Présidentielle 2026: Des retournements de veste malgré le code

Si le code électoral interdit à un élu de parrainer un candidat hors de son camp, elle ne l’oblige ni à soutenir activement un candidat qu’il désapprouve, ni à l’empêcher de faire campagne pour un adversaire de son camp. Ce paradoxe souligne la complexité du système électoral béninois : bien que soumis à des règles strictes, le jeu politique conserve une souplesse qui permet aux élus de manœuvrer selon leurs intérêts et leurs affinités.
L’élection présidentielle de 2026 au Bénin s’annonce comme un moment charnière pour la scène politique nationale. Le jeu reste entièrement ouvert, le président Patrice Talon ayant annoncé, comme il l’a promis à maintes reprises, qu’il ne se présentera pas au scrutin. En l’absence d’un dauphin désigné et d’un leadership clair, tous ses supporters peuvent donc virtuellement prétendre à la candidature. Ce qui rendra le choix difficile et qui risquera de faire éclater les deux partis qui marchaient unis à pas forcés.
Toutefois, théoriquement, il ne devrait pas y avoir de difficultés, le code électoral ayant inclus des dispositions visant à maintenir l’union au sein des partis. Ce texte impose aux élus de ne parrainer qu’un candidat issu de leur propre formation politique. Toutefois, cette disposition légale ne supprime pas totalement les marges de manœuvre des élus, qui conservent une certaine liberté d’action.
En effet, rien n’empêche un élu de refuser d’accorder son parrainage à un candidat qui ne lui convient pas, même si ce dernier appartient à son parti. Un député ou un maire peut ainsi, en toute légalité, choisir de ne pas soutenir officiellement un candidat de sa formation s’il estime que celui-ci ne correspond pas à ses attentes. Ce constat met en évidence les limites de la loi : bien qu’elle encadre strictement le processus de parrainage, elle ne peut contraindre un élu à aller à l’encontre de ses convictions politiques.
De surcroît, un élu conserve toute latitude pour mener campagne en faveur d’un candidat qu’il n’a pas parrainé, y compris si celui-ci appartient à un camp adverse. Cette situation illustre parfaitement le proverbe selon lequel « on peut amener son cheval à la rivière, mais on ne peut pas le forcer à boire ». Autrement dit, la loi peut imposer une contrainte administrative, mais elle ne saurait dicter les choix personnels et stratégiques des acteurs politiques.
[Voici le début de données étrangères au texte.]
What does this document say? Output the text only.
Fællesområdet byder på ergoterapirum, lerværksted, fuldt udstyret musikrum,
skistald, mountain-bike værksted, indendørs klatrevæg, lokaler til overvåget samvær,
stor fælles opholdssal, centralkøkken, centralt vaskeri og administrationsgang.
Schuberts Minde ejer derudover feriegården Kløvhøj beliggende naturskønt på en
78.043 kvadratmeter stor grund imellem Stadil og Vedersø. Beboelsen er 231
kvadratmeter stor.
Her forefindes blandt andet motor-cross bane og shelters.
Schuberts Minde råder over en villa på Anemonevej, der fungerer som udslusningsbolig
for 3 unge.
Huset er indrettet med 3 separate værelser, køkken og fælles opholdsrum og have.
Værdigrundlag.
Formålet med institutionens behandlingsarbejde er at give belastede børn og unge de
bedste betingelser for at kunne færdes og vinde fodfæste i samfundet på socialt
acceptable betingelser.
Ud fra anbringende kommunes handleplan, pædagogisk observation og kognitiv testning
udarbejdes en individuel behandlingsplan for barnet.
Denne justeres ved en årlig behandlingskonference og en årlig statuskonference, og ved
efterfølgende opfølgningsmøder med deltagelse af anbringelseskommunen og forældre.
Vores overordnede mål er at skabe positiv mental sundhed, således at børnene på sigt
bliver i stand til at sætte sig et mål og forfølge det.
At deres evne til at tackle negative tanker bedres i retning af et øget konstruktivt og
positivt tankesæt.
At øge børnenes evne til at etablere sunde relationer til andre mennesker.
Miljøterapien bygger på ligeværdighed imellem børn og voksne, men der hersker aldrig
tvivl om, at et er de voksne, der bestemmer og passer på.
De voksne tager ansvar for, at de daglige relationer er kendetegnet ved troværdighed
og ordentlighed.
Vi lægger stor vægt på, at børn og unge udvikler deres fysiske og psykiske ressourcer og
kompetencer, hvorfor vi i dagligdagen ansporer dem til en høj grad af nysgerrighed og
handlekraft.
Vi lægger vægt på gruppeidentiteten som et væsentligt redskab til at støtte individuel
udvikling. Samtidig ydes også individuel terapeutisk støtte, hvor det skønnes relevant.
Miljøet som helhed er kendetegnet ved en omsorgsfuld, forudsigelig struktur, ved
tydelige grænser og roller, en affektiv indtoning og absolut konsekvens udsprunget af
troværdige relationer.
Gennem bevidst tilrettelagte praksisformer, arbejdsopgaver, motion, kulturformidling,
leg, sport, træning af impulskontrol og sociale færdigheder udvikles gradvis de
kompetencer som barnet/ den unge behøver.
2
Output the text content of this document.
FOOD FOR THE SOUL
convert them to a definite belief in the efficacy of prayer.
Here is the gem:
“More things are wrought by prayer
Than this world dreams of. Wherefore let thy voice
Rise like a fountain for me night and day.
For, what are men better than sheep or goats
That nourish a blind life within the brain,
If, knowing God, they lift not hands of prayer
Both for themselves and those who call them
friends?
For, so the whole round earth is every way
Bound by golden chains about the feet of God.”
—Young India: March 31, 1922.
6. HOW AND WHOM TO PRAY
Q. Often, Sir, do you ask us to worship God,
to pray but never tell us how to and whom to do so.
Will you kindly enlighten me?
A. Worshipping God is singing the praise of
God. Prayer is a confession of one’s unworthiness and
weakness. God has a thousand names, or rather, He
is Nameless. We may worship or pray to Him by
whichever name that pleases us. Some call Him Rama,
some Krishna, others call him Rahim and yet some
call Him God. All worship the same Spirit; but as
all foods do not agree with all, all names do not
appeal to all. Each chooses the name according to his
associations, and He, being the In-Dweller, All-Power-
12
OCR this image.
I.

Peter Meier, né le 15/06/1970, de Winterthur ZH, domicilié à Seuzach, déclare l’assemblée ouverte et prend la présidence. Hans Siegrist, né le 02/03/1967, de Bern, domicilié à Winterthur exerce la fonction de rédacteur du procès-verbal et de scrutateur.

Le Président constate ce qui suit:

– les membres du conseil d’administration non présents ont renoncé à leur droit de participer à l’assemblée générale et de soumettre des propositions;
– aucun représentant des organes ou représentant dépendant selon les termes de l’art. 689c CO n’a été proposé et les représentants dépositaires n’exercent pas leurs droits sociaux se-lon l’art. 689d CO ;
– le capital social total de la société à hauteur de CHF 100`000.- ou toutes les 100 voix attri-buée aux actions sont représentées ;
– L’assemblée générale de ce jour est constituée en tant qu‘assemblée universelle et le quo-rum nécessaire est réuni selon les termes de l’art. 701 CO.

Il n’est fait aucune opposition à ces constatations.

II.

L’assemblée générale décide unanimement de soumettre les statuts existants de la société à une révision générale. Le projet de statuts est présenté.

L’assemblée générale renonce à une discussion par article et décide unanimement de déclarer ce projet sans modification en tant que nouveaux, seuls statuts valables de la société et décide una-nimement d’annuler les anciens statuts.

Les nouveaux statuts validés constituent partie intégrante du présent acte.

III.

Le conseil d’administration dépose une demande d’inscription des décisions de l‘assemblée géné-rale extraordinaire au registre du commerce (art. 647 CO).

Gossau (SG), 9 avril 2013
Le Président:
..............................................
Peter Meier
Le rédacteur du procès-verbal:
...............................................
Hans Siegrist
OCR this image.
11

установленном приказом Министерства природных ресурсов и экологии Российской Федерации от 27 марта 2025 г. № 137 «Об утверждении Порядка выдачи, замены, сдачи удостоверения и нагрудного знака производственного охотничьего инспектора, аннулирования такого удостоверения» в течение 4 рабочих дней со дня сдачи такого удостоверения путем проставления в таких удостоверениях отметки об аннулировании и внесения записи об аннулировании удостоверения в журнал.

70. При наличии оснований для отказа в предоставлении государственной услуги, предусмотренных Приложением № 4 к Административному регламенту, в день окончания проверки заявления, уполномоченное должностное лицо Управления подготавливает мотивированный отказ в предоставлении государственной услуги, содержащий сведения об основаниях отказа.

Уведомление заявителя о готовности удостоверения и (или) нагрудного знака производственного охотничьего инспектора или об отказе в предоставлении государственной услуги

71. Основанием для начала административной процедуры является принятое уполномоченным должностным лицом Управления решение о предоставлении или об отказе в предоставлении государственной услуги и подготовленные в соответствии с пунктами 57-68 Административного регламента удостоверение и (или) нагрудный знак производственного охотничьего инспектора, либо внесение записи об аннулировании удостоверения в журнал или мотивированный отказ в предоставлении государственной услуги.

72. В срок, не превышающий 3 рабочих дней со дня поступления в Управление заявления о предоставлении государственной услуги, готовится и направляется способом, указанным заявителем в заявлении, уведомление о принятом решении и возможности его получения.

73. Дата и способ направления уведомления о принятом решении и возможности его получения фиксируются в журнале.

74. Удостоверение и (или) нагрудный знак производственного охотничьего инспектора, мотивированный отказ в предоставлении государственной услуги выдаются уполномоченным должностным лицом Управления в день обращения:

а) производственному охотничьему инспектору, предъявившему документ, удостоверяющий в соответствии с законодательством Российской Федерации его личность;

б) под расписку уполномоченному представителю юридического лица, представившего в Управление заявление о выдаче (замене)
Ainsi, le démarchage politique et les retournements de vestes ne sont pas à exclure à l’occasion de ce scrutin. Les candidats, conscients des failles du système, peuvent chercher à obtenir des soutiens indirects au-delà du simple parrainage. Les élus, quant à eux, peuvent contourner la restriction du parrainage en misant sur des alliances informelles et des campagnes de terrain en faveur du candidat de leur préférence. Ce phénomène ouvre la voie à un véritable « mercato politique », où les stratégies se redéfinissent selon les intérêts du moment.